Archives Le Quotidien

Laura Lévesque
Le Quotidien

CHRONIQUE / «Il est allé au ciel, mais ça me remet les deux pieds sur terre.» Le maire Jean Tremblay ne pouvait mieux résumer le sentiment qui m'habitait lundi, à l'annonce du décès de Jean Lapierre. Bon, pour le côté ciel, peut-être moins. Mais comme plusieurs, le drame m'a poussée à réfléchir sur mes valeurs, ma vie, mes priorités. On avait tous envie d'appeler notre père pour lui dire qu'on l'aime cette journée-là.

La mort d'une personnalité connue fait souvent cet effet. Un attentat meurtrier dans un commerce de Kaboul ça m'attriste, ça me révolte. Mais ça ne me pousse pas à passer plus de temps en famille.

La raison me semble simple. Je ne connais pas ces innocents qui meurent chaque jour, à des milliers de kilomètres d'ici. On ne connaît pas leur nom, leur visage, leur parcours... Parfois il y a des reportages touchants ou des images-chocs. Comme celle du jeune Alan Kurdi, cet enfant syrien mort noyé. «L'image a su briser l'indifférence et pousser à l'action. L'Occident a rencontré ce que j'appelle le soi-même dans l'autre», me décrivait récemment Khadiyatoulah Fall, un professeur de l'UQAC. Il avait tout à fait raison.

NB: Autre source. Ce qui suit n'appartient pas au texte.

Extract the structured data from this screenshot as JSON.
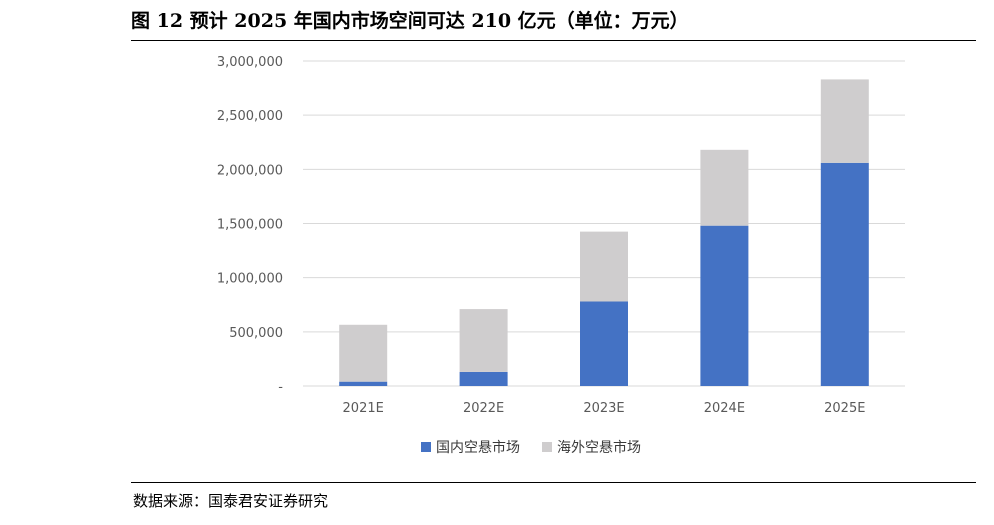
{
  "figure": {
    "title": "图 12 预计 2025 年国内市场空间可达 210 亿元（单位：万元）",
    "source": "数据来源：国泰君安证券研究"
  },
  "chart_data": {
    "type": "bar",
    "stacked": true,
    "categories": [
      "2021E",
      "2022E",
      "2023E",
      "2024E",
      "2025E"
    ],
    "series": [
      {
        "name": "国内空悬市场",
        "color": "#4472C4",
        "values": [
          40000,
          130000,
          780000,
          1480000,
          2060000
        ]
      },
      {
        "name": "海外空悬市场",
        "color": "#CFCDCE",
        "values": [
          525000,
          580000,
          645000,
          700000,
          770000
        ]
      }
    ],
    "ylim": [
      0,
      3000000
    ],
    "yticks": [
      0,
      500000,
      1000000,
      1500000,
      2000000,
      2500000,
      3000000
    ],
    "ytick_labels": [
      "-",
      "500,000",
      "1,000,000",
      "1,500,000",
      "2,000,000",
      "2,500,000",
      "3,000,000"
    ],
    "grid": true,
    "legend_position": "bottom"
  }
}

Jean Lapierre n'était pas mon idole. Je l'appréciais au même titre que les autres commentateurs politique. Bon, il me faisait bien plus rire que Chantal Hébert. Le fait de connaître son parcours, son visage et surtout de l'avoir entendu à maintes reprises dans les médias rend sa mort plus personnelle pour bien des gens.

«C'est fou comme la télévision fait partie de nos vies. L'annonce du décès de Jean Lapierre est la pire nouvelle que j'ai eue à gérer depuis la mort de ma mère», a publié Jean-Jacques, un de mes amis Facebook. Il compare le deuil d'une personnalité publique à celui d'un membre de sa famille. C'est fort. Mais je comprends tout à fait son sentiment. Plusieurs avaient l'impression de bien connaître M. Lapierre. Plus on en connaît sur la vie du défunt, plus sa mort nous touche. La corrélation est indéniable.

On l'a vu avec le décès de René Angélil. Le peuple québécois a été touché. Pour certains, c'était aussi triste que la perte d'un parent.

Mais quand vient le temps de payer les funérailles, il semble tout à coup moins faire partie de la famille, non?